By this time General Atkinson had disposed his army into three divisions to move forward from Dixon's Ferry, one under Alexander to move northwesterly to cut off a possible retreat; another under Posey to join Gen. Henry Dodge at Fort Hamilton, a middle ground, and the other under Gen. James D. Henry, up the east bank of Rock River. From this moment, Dixon's Ferry had no part in the war more than to become a reserve point for a small force and also the objective point of Gen. Winfield Scott, who with Ms staff, which included Gen. Joseph E. Johnston, reached Dixon, switched his army downstream to Fort Armstrong and then with Ms staff moved on to Galena and then Fort Crawford. Black Hawk's capture, the treaties at Fort Armstrong followed, and Dixon's Ferry, no longer the central point of the nation's attention, subsided into the quiet routine of a little far-away frontier post. During this period, John Dixon had been an active factor as guide and commissariat for the army. He led it clear through to the affair at the Bad Axe and returned home to trade with the Indians and ferry passengers over the river.
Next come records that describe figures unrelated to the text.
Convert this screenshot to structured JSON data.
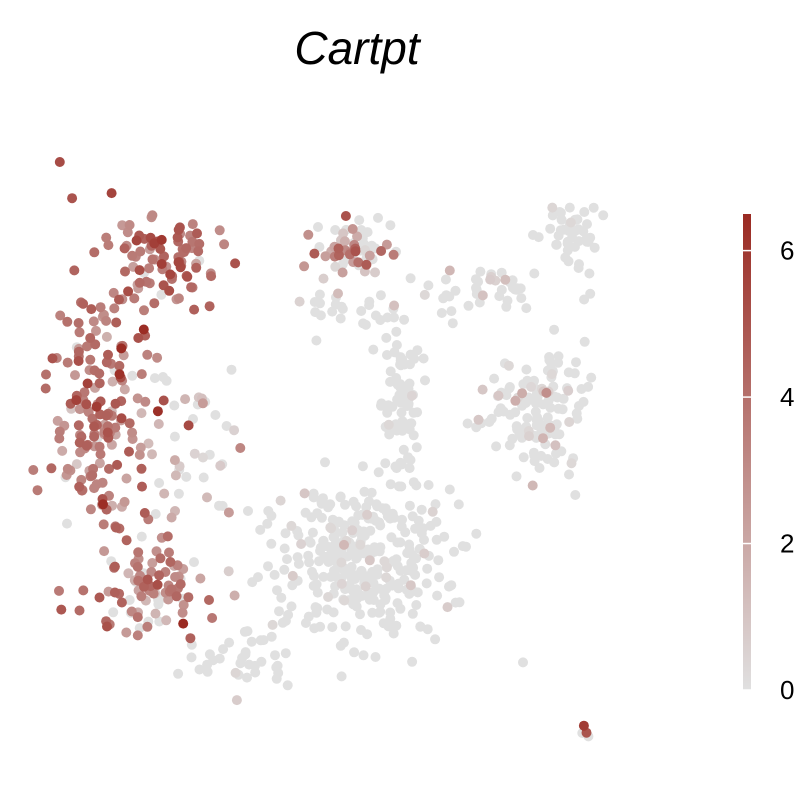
{
  "chart_data": {
    "type": "scatter",
    "title": "Cartpt",
    "xlabel": "",
    "ylabel": "",
    "grid": false,
    "legend": "right",
    "colorbar": {
      "min": 0,
      "max": 6.5,
      "ticks": [
        0,
        2,
        4,
        6
      ],
      "tick_labels": [
        "0",
        "2",
        "4",
        "6"
      ],
      "low_color": "#e0e0e0",
      "high_color": "#9a2a22"
    },
    "xlim": [
      0,
      100
    ],
    "ylim": [
      0,
      100
    ],
    "clusters": [
      {
        "name": "left-arc-outer",
        "cx": 11,
        "cy": 54,
        "spread": [
          5,
          16
        ],
        "count": 190,
        "expr_mean": 3.7,
        "expr_sd": 1.1,
        "zero_frac": 0.04
      },
      {
        "name": "left-arc-top",
        "cx": 20,
        "cy": 77,
        "spread": [
          5,
          4
        ],
        "count": 85,
        "expr_mean": 4.0,
        "expr_sd": 1.0,
        "zero_frac": 0.08
      },
      {
        "name": "left-arc-bottom",
        "cx": 19,
        "cy": 27,
        "spread": [
          5,
          5
        ],
        "count": 80,
        "expr_mean": 3.3,
        "expr_sd": 1.2,
        "zero_frac": 0.15
      },
      {
        "name": "left-arc-inner",
        "cx": 24,
        "cy": 48,
        "spread": [
          4,
          10
        ],
        "count": 45,
        "expr_mean": 1.6,
        "expr_sd": 1.3,
        "zero_frac": 0.55
      },
      {
        "name": "central-lower",
        "cx": 50,
        "cy": 32,
        "spread": [
          9,
          8
        ],
        "count": 330,
        "expr_mean": 0.4,
        "expr_sd": 0.7,
        "zero_frac": 0.92
      },
      {
        "name": "bottom-left-trail",
        "cx": 31,
        "cy": 17,
        "spread": [
          6,
          3
        ],
        "count": 35,
        "expr_mean": 0.4,
        "expr_sd": 0.7,
        "zero_frac": 0.9
      },
      {
        "name": "central-stem",
        "cx": 56,
        "cy": 56,
        "spread": [
          2,
          8
        ],
        "count": 75,
        "expr_mean": 0.3,
        "expr_sd": 0.6,
        "zero_frac": 0.96
      },
      {
        "name": "upper-cluster",
        "cx": 49,
        "cy": 79,
        "spread": [
          3.5,
          3
        ],
        "count": 60,
        "expr_mean": 3.2,
        "expr_sd": 1.3,
        "zero_frac": 0.45
      },
      {
        "name": "upper-spread",
        "cx": 47,
        "cy": 70,
        "spread": [
          8,
          4
        ],
        "count": 30,
        "expr_mean": 0.8,
        "expr_sd": 1.0,
        "zero_frac": 0.8
      },
      {
        "name": "right-cluster",
        "cx": 77,
        "cy": 54,
        "spread": [
          5,
          6
        ],
        "count": 130,
        "expr_mean": 0.6,
        "expr_sd": 0.9,
        "zero_frac": 0.85
      },
      {
        "name": "right-arm",
        "cx": 70,
        "cy": 73,
        "spread": [
          7,
          2.5
        ],
        "count": 40,
        "expr_mean": 0.6,
        "expr_sd": 0.9,
        "zero_frac": 0.85
      },
      {
        "name": "top-right-tip",
        "cx": 82,
        "cy": 82,
        "spread": [
          2.5,
          4
        ],
        "count": 45,
        "expr_mean": 0.2,
        "expr_sd": 0.4,
        "zero_frac": 0.97
      },
      {
        "name": "bottom-right-outlier",
        "cx": 84,
        "cy": 6,
        "spread": [
          0.6,
          0.6
        ],
        "count": 4,
        "expr_mean": 2.5,
        "expr_sd": 2.0,
        "zero_frac": 0.6
      }
    ]
  }
}
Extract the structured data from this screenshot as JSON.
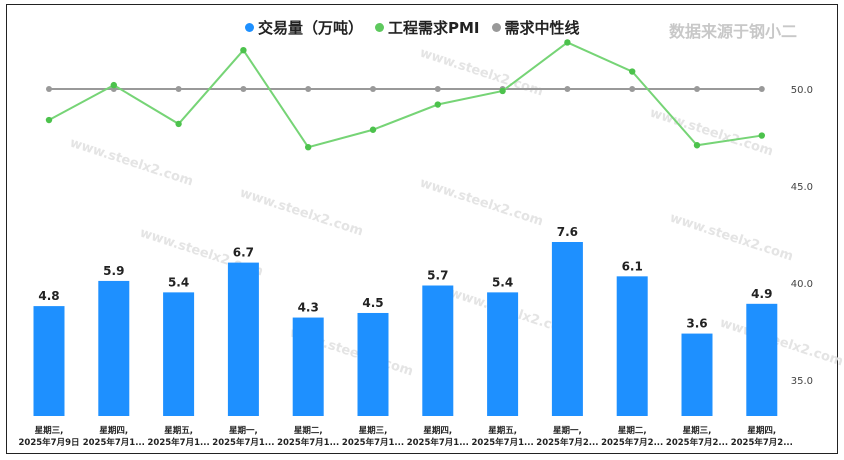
{
  "legend": [
    {
      "label": "交易量（万吨）",
      "color": "#1e90ff"
    },
    {
      "label": "工程需求PMI",
      "color": "#5ec95e"
    },
    {
      "label": "需求中性线",
      "color": "#999999"
    }
  ],
  "source_text": "数据来源于钢小二",
  "watermark": "www.steelx2.com",
  "chart_data": {
    "type": "bar",
    "categories": [
      [
        "星期三,",
        "2025年7月9日"
      ],
      [
        "星期四,",
        "2025年7月1..."
      ],
      [
        "星期五,",
        "2025年7月1..."
      ],
      [
        "星期一,",
        "2025年7月1..."
      ],
      [
        "星期二,",
        "2025年7月1..."
      ],
      [
        "星期三,",
        "2025年7月1..."
      ],
      [
        "星期四,",
        "2025年7月1..."
      ],
      [
        "星期五,",
        "2025年7月1..."
      ],
      [
        "星期一,",
        "2025年7月2..."
      ],
      [
        "星期二,",
        "2025年7月2..."
      ],
      [
        "星期三,",
        "2025年7月2..."
      ],
      [
        "星期四,",
        "2025年7月2..."
      ]
    ],
    "series": [
      {
        "name": "交易量（万吨）",
        "type": "bar",
        "color": "#1e90ff",
        "values": [
          4.8,
          5.9,
          5.4,
          6.7,
          4.3,
          4.5,
          5.7,
          5.4,
          7.6,
          6.1,
          3.6,
          4.9
        ]
      },
      {
        "name": "工程需求PMI",
        "type": "line",
        "color": "#76d476",
        "values": [
          48.4,
          50.2,
          48.2,
          52.0,
          47.0,
          47.9,
          49.2,
          49.9,
          52.4,
          50.9,
          47.1,
          47.6
        ]
      },
      {
        "name": "需求中性线",
        "type": "line",
        "color": "#999999",
        "values": [
          50,
          50,
          50,
          50,
          50,
          50,
          50,
          50,
          50,
          50,
          50,
          50
        ]
      }
    ],
    "y_right_ticks": [
      "35.0",
      "40.0",
      "45.0",
      "50.0"
    ],
    "y_right_range": [
      32.5,
      53.5
    ],
    "bar_value_range": [
      0,
      9.8
    ],
    "grid": false,
    "legend_position": "top-center"
  }
}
Years afterwards, Robert Anderson sent him messages recalling the exciting days of 1832 and years afterwards, Jefferson Davis, a powerful United States Senator, on the floor of the Senate appealed to the associations of those days and with John Dixon, to secure passage of a bill giving John Dixon relief in the nature of a land warrant for 160 acres of land.

The close of the Black Hawk war sealed the doom of the Indians in Illinois. Without delay they were removed to distant reservations.

The following year a Winnebago outbreak was feared, by Mr. Dixon and the few settlers of the country. Preparations were made to concentrate at Galena, but fortunately nothing came of it, and with the Indians of Northern Illinois, moved to their reservations, a short while thereafter, the Indians ceased to be factors in Lee County.

Until the year 1836, when they were finally paid off in full, many bands of Indians loitered around Dixon, Inlet and Paw Paw; but they all were very civil and when paid off, they left.

It was my intention at first to begin with the Treaty of St. Louis, in 1804 and notice each one which affected Lee county, but aside from the two Prairie du Chien Treaties of 1829, which disposed of the Lee county allotments, with the exception of the Ogee, Sha-bo-na and LeClere sections, they were of such minor importance as to carry no particular interest. The first of the two Prairie du Chien Treaties with the Chippewa, Ottawa and Pottawatomie tribes conveyed the lands south and east of Rock river and was concluded July 29, 1829, by John McNeil, Pierre Menard and Caleb Atwater; the other with the Winnebagoes, conveying all north and west of the river, was concluded Aug. 1, 1829, by the same commissioners. The Ogee and LeClere sections were in Wyoming Township.